Even though there is an official step, called tasación, where a trained inspector comes to view the apartment and give a recommended price range based on the condition and other similar apartments in the neighborhood, it's not the same as house inspections in the US, for example.

The inspection does not take into account how old the plumbing or wiring is.

We were told the wiring had been upgraded recently and that turned out to be a lie... Along with a few other issues, so we had to do a remodel to upgrade everything.

Had we known more when we were buying, we would have negotiated a lower price or possibly passed on the purchase, but we were first-time house buyers, so it was a good learning experience and we're happy with our apartment now.

Is Málaga safe? 

Málaga is tricky; it depends on the street.

There are streets that should be avoided at night, but they’re not usual routes for tourists so in general, it’s very safe here. 

Tell us about the cost of living.

Again, it depends on the neighborhood.

You can find a 2b,2b apartment for €800-1,500 rent per month, or €250k close to the center.

If you want a house or condo in a gated community with a pool, that’s achievable for a bit more, but you’ll need a car.

Gas and electricity in the European Union of course cost more here than in the US, but you can still find a pre-fixe lunch for €12 and a bottle of good wine for €3, so weigh the odds for yourself!

What kind of schools do your kids go to? What's your experience with the education system in Málaga?

As Andalusia is the largest Comunidad in Spain, it’s easy to see how the public schools and health system are stretched thin compared to Madrid.

Our kids go to school in public schools and we’ve had some issues with specific teachers, but I think you find that at any school.

We actually decided against sending them to “bilingual” schools because most of the program directors and teachers were not native English speakers, so my kids excel in their English classes and speak English with me, otherwise they do all their classes in Spanish.

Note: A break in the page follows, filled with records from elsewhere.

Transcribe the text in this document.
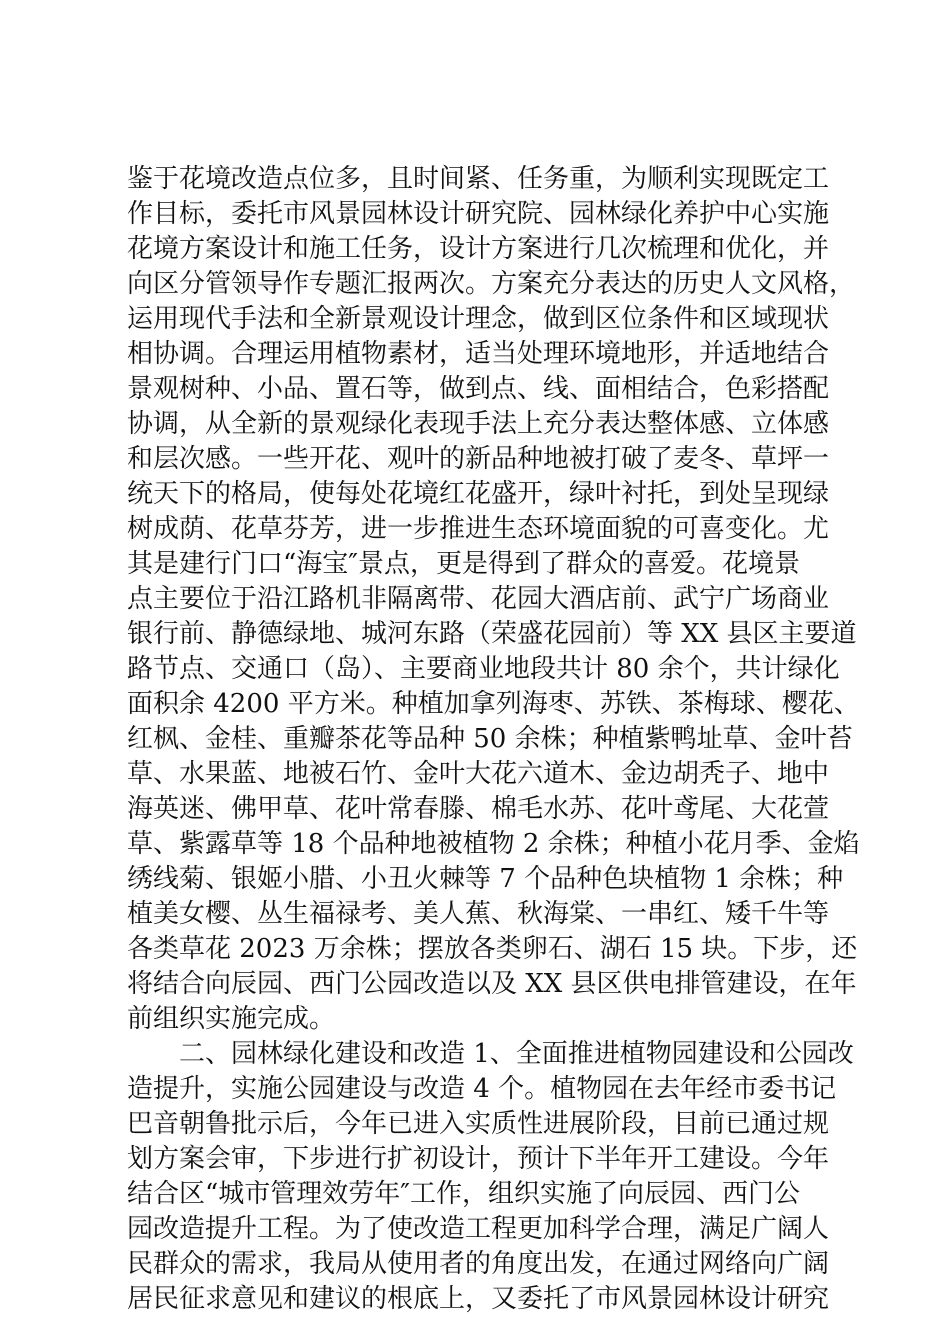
鉴于花境改造点位多，且时间紧、任务重，为顺利实现既定工
作目标，委托市风景园林设计研究院、园林绿化养护中心实施
花境方案设计和施工任务，设计方案进行几次梳理和优化，并
向区分管领导作专题汇报两次。方案充分表达的历史人文风格，
运用现代手法和全新景观设计理念，做到区位条件和区域现状
相协调。合理运用植物素材，适当处理环境地形，并适地结合
景观树种、小品、置石等，做到点、线、面相结合，色彩搭配
协调，从全新的景观绿化表现手法上充分表达整体感、立体感
和层次感。一些开花、观叶的新品种地被打破了麦冬、草坪一
统天下的格局，使每处花境红花盛开，绿叶衬托，到处呈现绿
树成荫、花草芬芳，进一步推进生态环境面貌的可喜变化。尤
其是建行门口“海宝″景点，更是得到了群众的喜爱。花境景
点主要位于沿江路机非隔离带、花园大酒店前、武宁广场商业
银行前、静德绿地、城河东路（荣盛花园前）等 XX 县区主要道
路节点、交通口（岛）、主要商业地段共计 80 余个，共计绿化
面积余 4200 平方米。种植加拿列海枣、苏铁、茶梅球、樱花、
红枫、金桂、重瓣茶花等品种 50 余株；种植紫鸭址草、金叶苔
草、水果蓝、地被石竹、金叶大花六道木、金边胡秃子、地中
海英迷、佛甲草、花叶常春滕、棉毛水苏、花叶鸢尾、大花萱
草、紫露草等 18 个品种地被植物 2 余株；种植小花月季、金焰
绣线菊、银姬小腊、小丑火棘等 7 个品种色块植物 1 余株；种
植美女樱、丛生福禄考、美人蕉、秋海棠、一串红、矮千牛等
各类草花 2023 万余株；摆放各类卵石、湖石 15 块。下步，还
将结合向辰园、西门公园改造以及 XX 县区供电排管建设，在年
前组织实施完成。
二、园林绿化建设和改造 1、全面推进植物园建设和公园改
造提升，实施公园建设与改造 4 个。植物园在去年经市委书记
巴音朝鲁批示后，今年已进入实质性进展阶段，目前已通过规
划方案会审，下步进行扩初设计，预计下半年开工建设。今年
结合区“城市管理效劳年″工作，组织实施了向辰园、西门公
园改造提升工程。为了使改造工程更加科学合理，满足广阔人
民群众的需求，我局从使用者的角度出发，在通过网络向广阔
居民征求意见和建议的根底上，又委托了市风景园林设计研究
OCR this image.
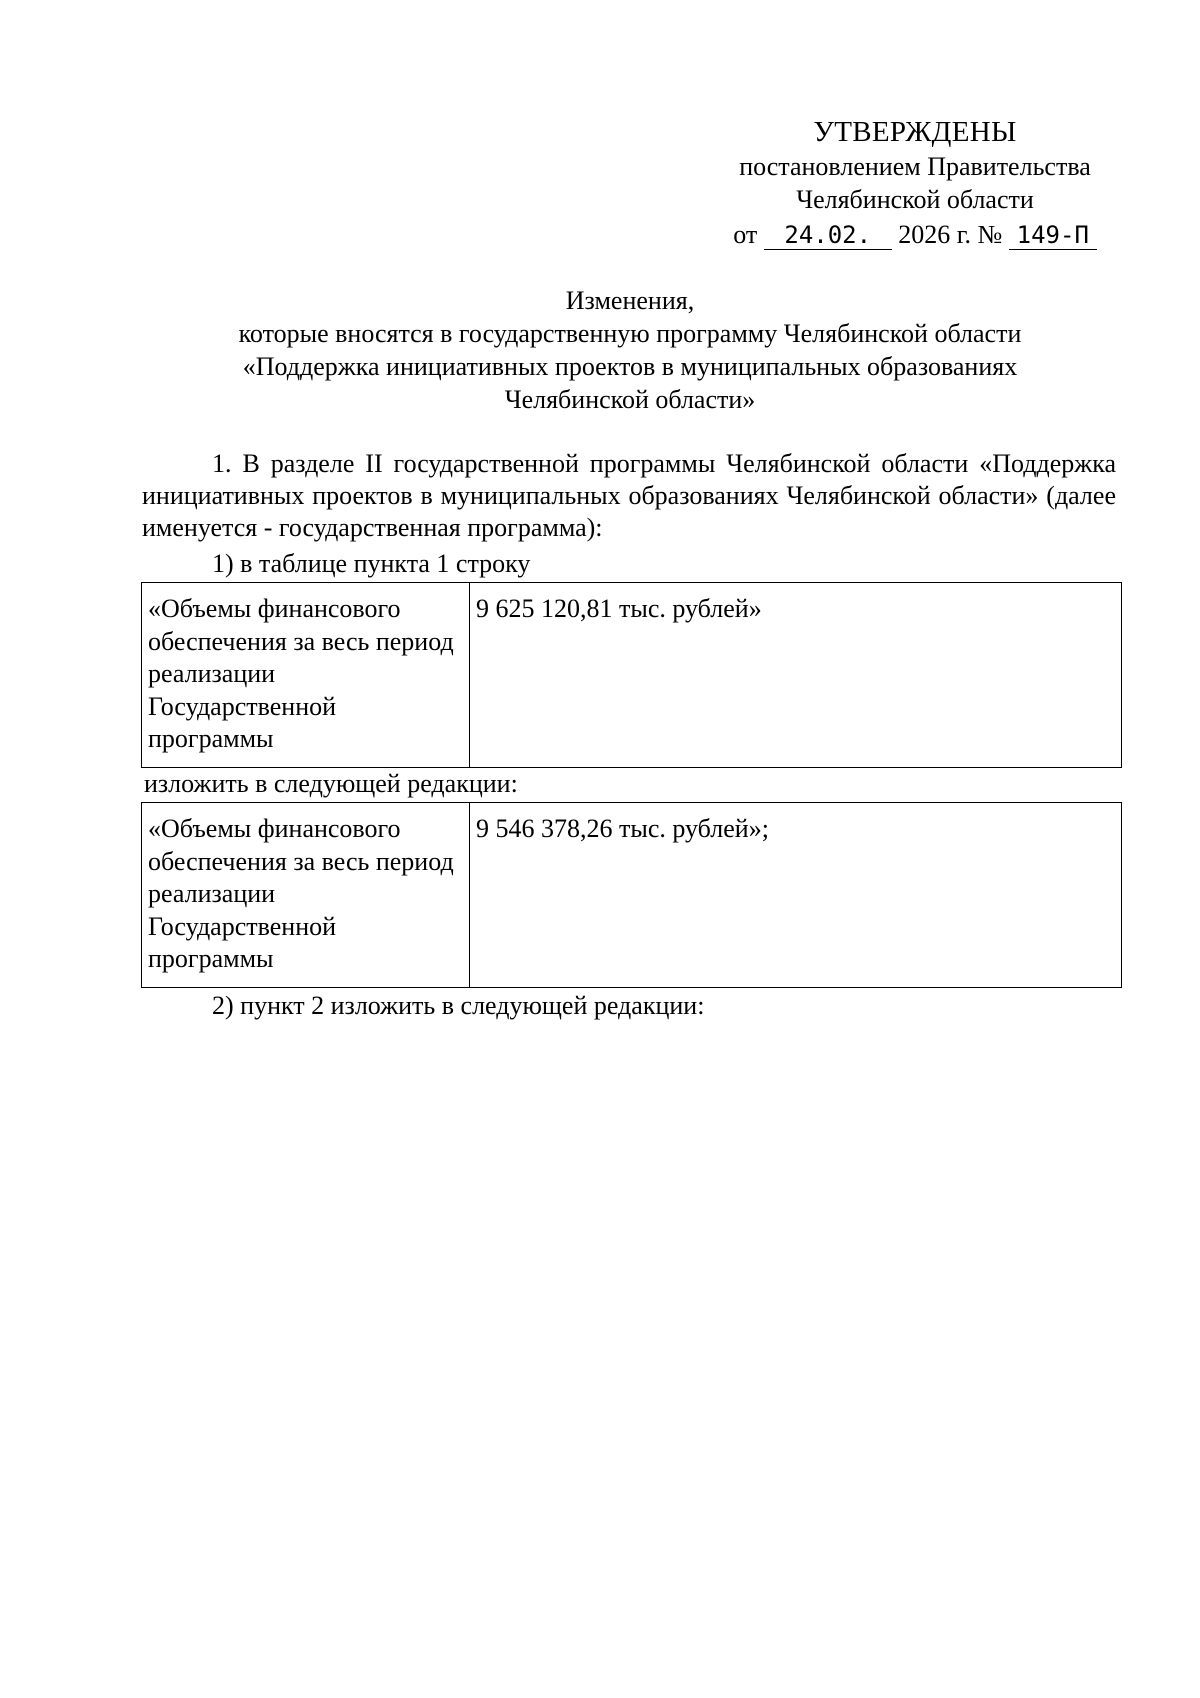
УТВЕРЖДЕНЫ
постановлением Правительства
Челябинской области
от 24.02. 2026 г. № 149-П
Изменения,
которые вносятся в государственную программу Челябинской области
«Поддержка инициативных проектов в муниципальных образованиях
Челябинской области»
1. В разделе II государственной программы Челябинской области «Поддержка инициативных проектов в муниципальных образованиях Челябинской области» (далее именуется - государственная программа):
1) в таблице пункта 1 строку
«Объемы финансового обеспечения за весь период реализации Государственной программы	9 625 120,81 тыс. рублей»
изложить в следующей редакции:
«Объемы финансового обеспечения за весь период реализации Государственной программы	9 546 378,26 тыс. рублей»;
2) пункт 2 изложить в следующей редакции:
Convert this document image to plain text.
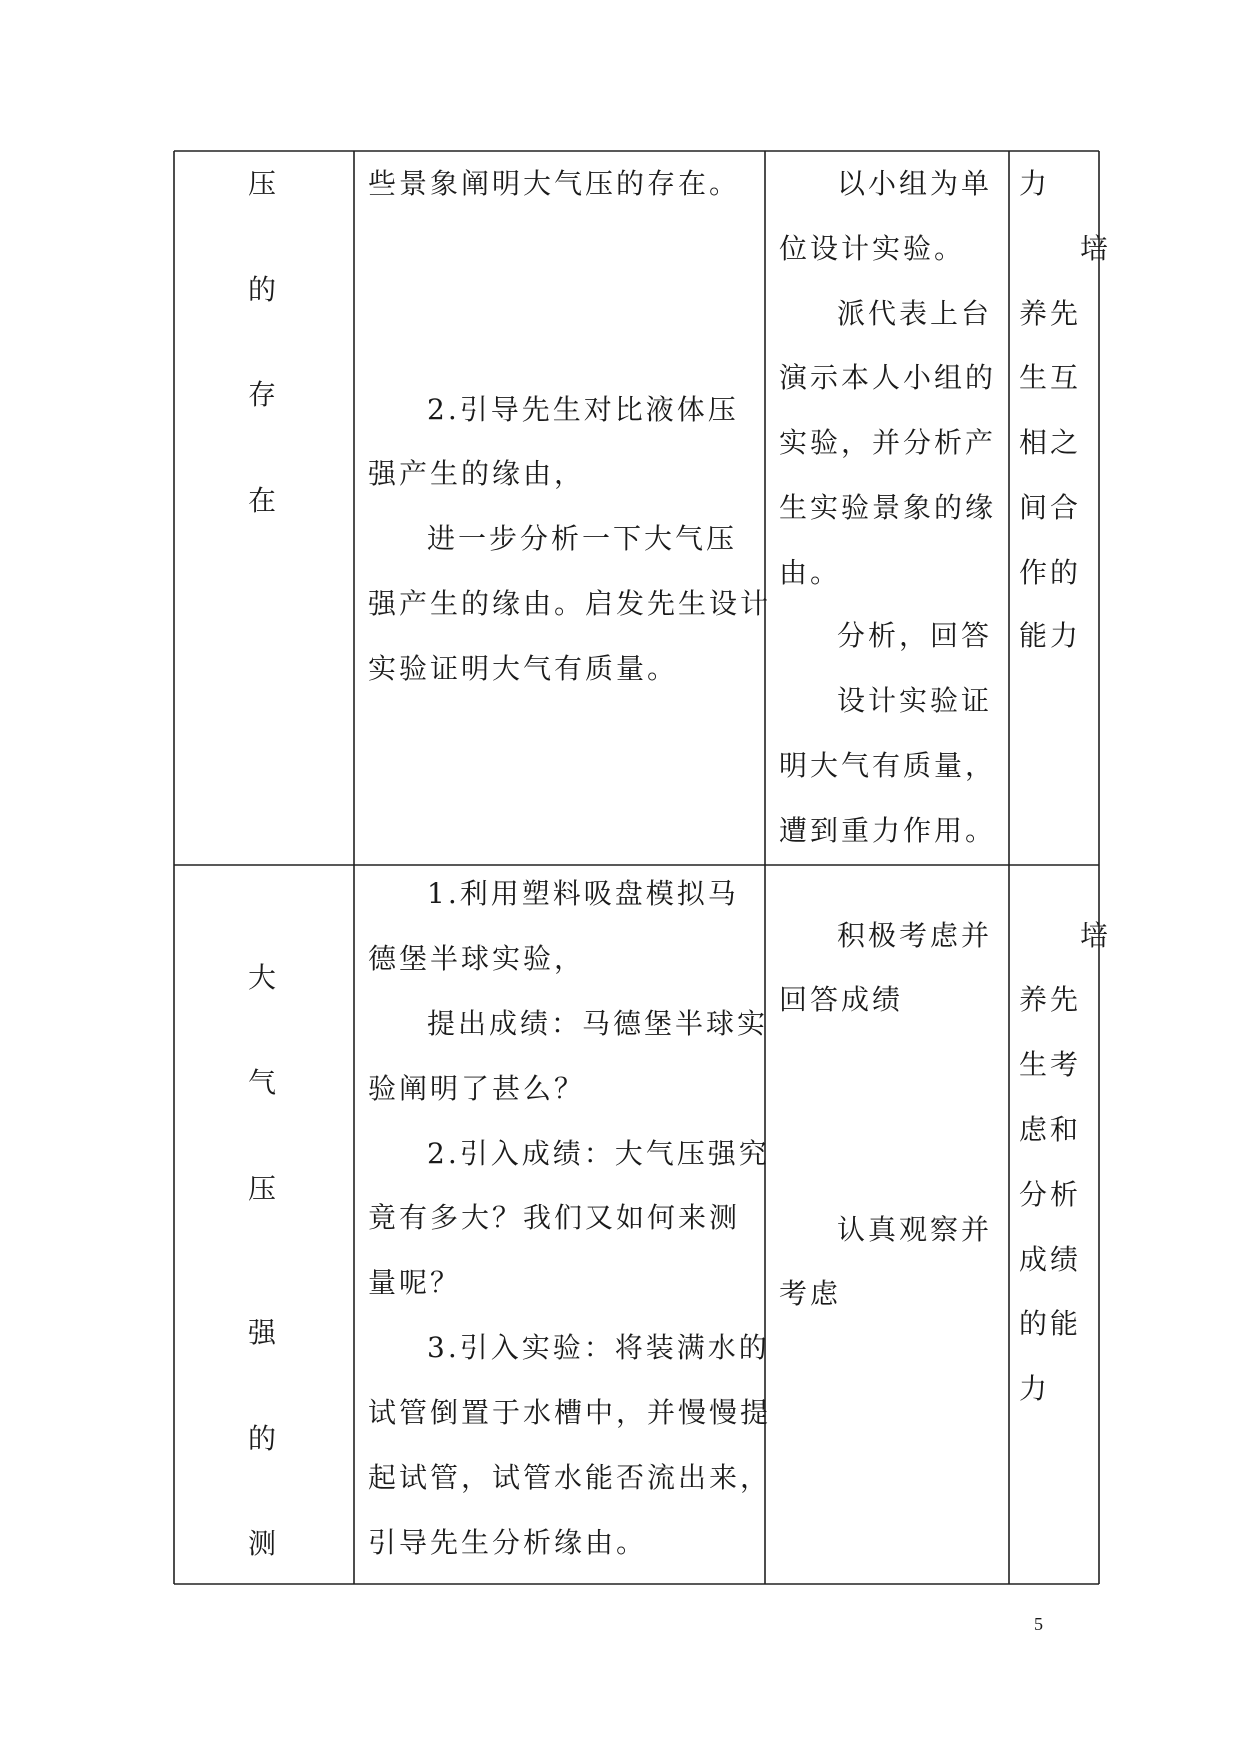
压
的
存
在
些景象阐明大气压的存在。
2.引导先生对比液体压
强产生的缘由，
进一步分析一下大气压
强产生的缘由。启发先生设计
实验证明大气有质量。
以小组为单
位设计实验。
派代表上台
演示本人小组的
实验，并分析产
生实验景象的缘
由。
分析，回答
设计实验证
明大气有质量，
遭到重力作用。
力
培
养先
生互
相之
间合
作的
能力
大
气
压
强
的
测
1.利用塑料吸盘模拟马
德堡半球实验，
提出成绩：马德堡半球实
验阐明了甚么？
2.引入成绩：大气压强究
竟有多大？我们又如何来测
量呢？
3.引入实验：将装满水的
试管倒置于水槽中，并慢慢提
起试管，试管水能否流出来，
引导先生分析缘由。
积极考虑并
回答成绩
认真观察并
考虑
培
养先
生考
虑和
分析
成绩
的能
力
5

One really cool thing is that they go on field trips to the Alhambra in Granada and Gibraltar and all these amazing places that are just a stone’s throw from Málaga.

We also pay around 120€ a year per kid to be in the public music conservatory and learn cello and piano along with music theory.

They spend 5 hours per week after school. 

What advice would you give someone who wants to relocate to, or retire in, Málaga?

The paperwork is never easy or fun, but Málaga is a great city to land in.

There are different neighborhoods and types of housing depending on your budget.

The public healthcare system, though slow, is adequate, and you can also get private health insurance for anywhere from €30-120 a month. 

What's your favorite restaurant?

Our favorite outing is to hit up any chiringuito on the beach and get sardines or octopus roasted over hot coals.

Seafood is usually served with large salt flakes, lemon, a drizzle of olive oil and some raw garlic chopped finely. 

What's your favorite nature or cultural activity?

The Jardín Botánico is super fun, but we tend to go to the Parque Oeste which is closer to us.

You can bring lettuce or frozen peas to feed the swans and turtles in the ponds, and they have some wild animals like emus and wallabies amidst cool metal sculptures. 

What's your favorite place in Málaga?

Call me a nerd, but I absolutely love the Museum of Málaga, which presents the history of Málaga via artwork and archeology ranging from artifacts discovered in and around Málaga, to more modern day exhibits by local artists.

It’s mind-blowing to see a Pheonician helmet from the 6th century that was discovered in the center of the city and to learn about the various periods and customs of the previous residents of the area.

They’re also about to reopen the rooftop terrace restaurant with great views of the city.